Provident New York Bancorp, Sterling Bancorp to merge

theflyonthewall.com

Provident New York Bancorp (PBNY) and Sterling Bancorp (STL) announced they have entered into a definitive merger agreement in a stock-for-stock transaction valued at $344M, based on the closing price of Provident New York Bancorp common stock on April 3. The merger will create a combined financial services firm specializing in serving small-to-middle market commercial and consumer clients in the greater New York metropolitan area. In the merger, Sterling Bancorp shareholders will receive a fixed ratio of 1.2625 shares of Provident New York Bancorp common stock for each share of Sterling Bancorp common stock. Upon closing, Provident New York Bancorp shareholders will own approximately 53% of stock in the combined company; Sterling Bancorp shareholders will own approximately 47%. Combined, the companies had annualized pro forma revenue of $257M and $41M in net income for the 2012 calendar year, and upon completion of the merger will have nearly $7B in assets. The merger is expected to generate approximately $34M in fully phased-in annual cost savings or approximately 18% of the expected combined expense total.
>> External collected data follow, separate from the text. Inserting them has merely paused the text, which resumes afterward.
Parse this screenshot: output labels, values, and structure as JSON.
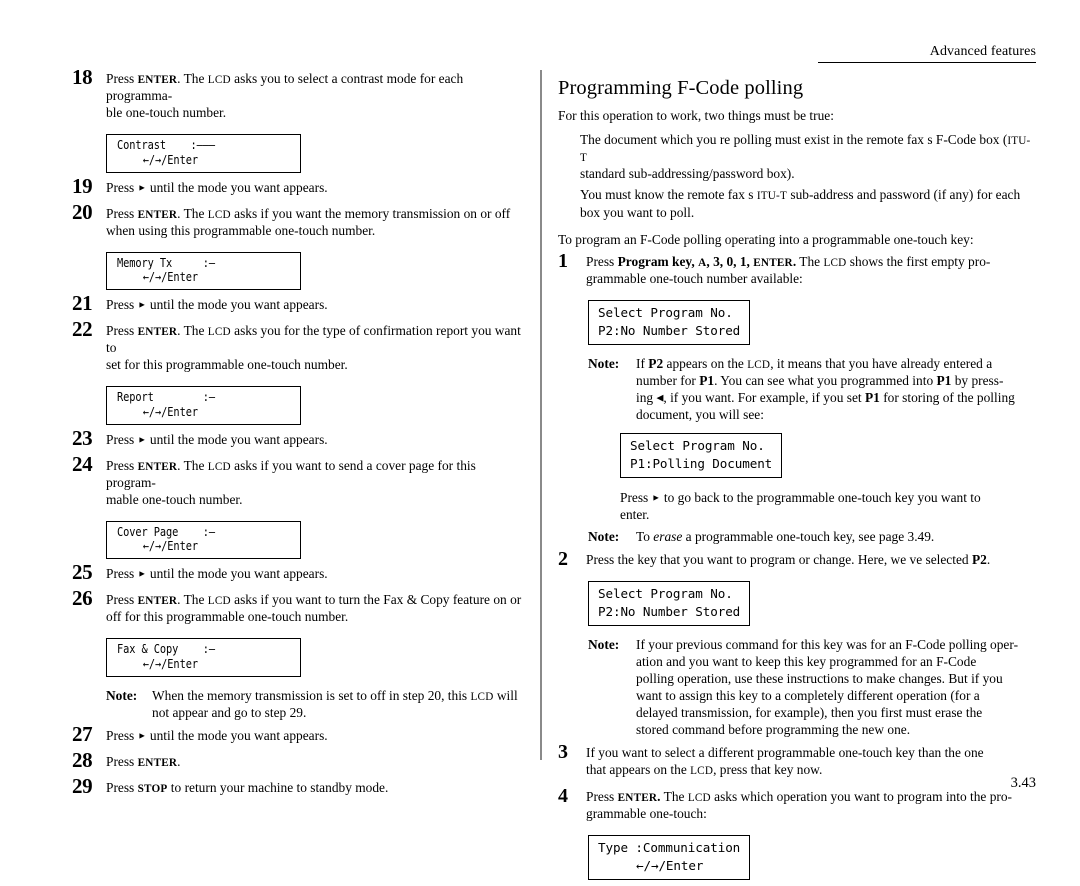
{
  "page": {
    "running_head": "Advanced features",
    "folio": "3.43"
  },
  "left_column": {
    "steps": [
      {
        "num": "18",
        "text_parts": [
          {
            "t": "Press ",
            "s": "n"
          },
          {
            "t": "ENTER",
            "s": "scb"
          },
          {
            "t": ". The ",
            "s": "n"
          },
          {
            "t": "LCD",
            "s": "sc"
          },
          {
            "t": " asks you to select a contrast mode for each programmable one-touch number.",
            "s": "n"
          }
        ],
        "plain": "Press ENTER. The LCD asks you to select a contrast mode for each programmable one-touch number.",
        "lcd": {
          "line1": "Contrast    :———",
          "line2": "←/→/Enter"
        }
      },
      {
        "num": "19",
        "plain": "Press ▸ until the mode you want appears."
      },
      {
        "num": "20",
        "plain": "Press ENTER. The LCD asks if you want the memory transmission on or off when using this programmable one-touch number.",
        "lcd": {
          "line1": "Memory Tx     :—",
          "line2": "←/→/Enter"
        }
      },
      {
        "num": "21",
        "plain": "Press ▸ until the mode you want appears."
      },
      {
        "num": "22",
        "plain": "Press ENTER. The LCD asks you for the type of confirmation report you want to set for this programmable one-touch number.",
        "lcd": {
          "line1": "Report        :—",
          "line2": "←/→/Enter"
        }
      },
      {
        "num": "23",
        "plain": "Press ▸ until the mode you want appears."
      },
      {
        "num": "24",
        "plain": "Press ENTER. The LCD asks if you want to send a cover page for this programmable one-touch number.",
        "lcd": {
          "line1": "Cover Page    :—",
          "line2": "←/→/Enter"
        }
      },
      {
        "num": "25",
        "plain": "Press ▸ until the mode you want appears."
      },
      {
        "num": "26",
        "plain": "Press ENTER. The LCD asks if you want to turn the Fax & Copy feature on or off for this programmable one-touch number.",
        "lcd": {
          "line1": "Fax & Copy    :—",
          "line2": "←/→/Enter"
        },
        "note": {
          "label": "Note:",
          "text": "When the memory transmission is set to off in step 20, this LCD will not appear and go to step 29."
        }
      },
      {
        "num": "27",
        "plain": "Press ▸ until the mode you want appears."
      },
      {
        "num": "28",
        "plain": "Press ENTER."
      },
      {
        "num": "29",
        "plain": "Press STOP to return your machine to standby mode."
      }
    ]
  },
  "right_column": {
    "heading": "Programming F-Code polling",
    "intro": "For this operation to work, two things must be true:",
    "conditions": [
      "The document which you re polling must exist in the remote fax s F-Code box (ITU-T standard sub-addressing/password box).",
      "You must know the remote fax s ITU-T sub-address and password (if any) for each box you want to poll."
    ],
    "lead": "To program an F-Code polling operating into a programmable one-touch key:",
    "steps": [
      {
        "num": "1",
        "plain": "Press Program key, A, 3, 0, 1, ENTER. The LCD shows the first empty programmable one-touch number available:",
        "lcd": {
          "line1": "Select Program No.",
          "line2": "P2:No Number Stored"
        },
        "note": {
          "label": "Note:",
          "text": "If P2 appears on the LCD, it means that you have already entered a number for P1. You can see what you programmed into P1 by pressing ◂, if you want. For example, if you set P1 for storing of the polling document, you will see:"
        },
        "note_lcd": {
          "line1": "Select Program No.",
          "line2": "P1:Polling Document"
        },
        "after_lcd": "Press ▸ to go back to the programmable one-touch key you want to enter.",
        "note2": {
          "label": "Note:",
          "text": "To erase a programmable one-touch key, see page 3.49."
        }
      },
      {
        "num": "2",
        "plain": "Press the key that you want to program or change. Here, we ve selected P2.",
        "lcd": {
          "line1": "Select Program No.",
          "line2": "P2:No Number Stored"
        },
        "note": {
          "label": "Note:",
          "text": "If your previous command for this key was for an F-Code polling operation and you want to keep this key programmed for an F-Code polling operation, use these instructions to make changes. But if you want to assign this key to a completely different operation (for a delayed transmission, for example), then you first must erase the stored command before programming the new one."
        }
      },
      {
        "num": "3",
        "plain": "If you want to select a different programmable one-touch key than the one that appears on the LCD, press that key now."
      },
      {
        "num": "4",
        "plain": "Press ENTER. The LCD asks which operation you want to program into the programmable one-touch:",
        "lcd": {
          "line1": "Type :Communication",
          "line2": "←/→/Enter"
        }
      }
    ]
  }
}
The merger is expected to be accretive to Provident New York Bancorp's EPS in 2014, excluding the impact of the potential revenue enhancement opportunities. Provident New York Bancorp expects to raise $80M through a debt offering prior to the closing of the transaction and anticipates using the net proceeds to fund a capital contribution to Provident Bank, redeem Sterling's trust preferred securities and for general corporate purposes.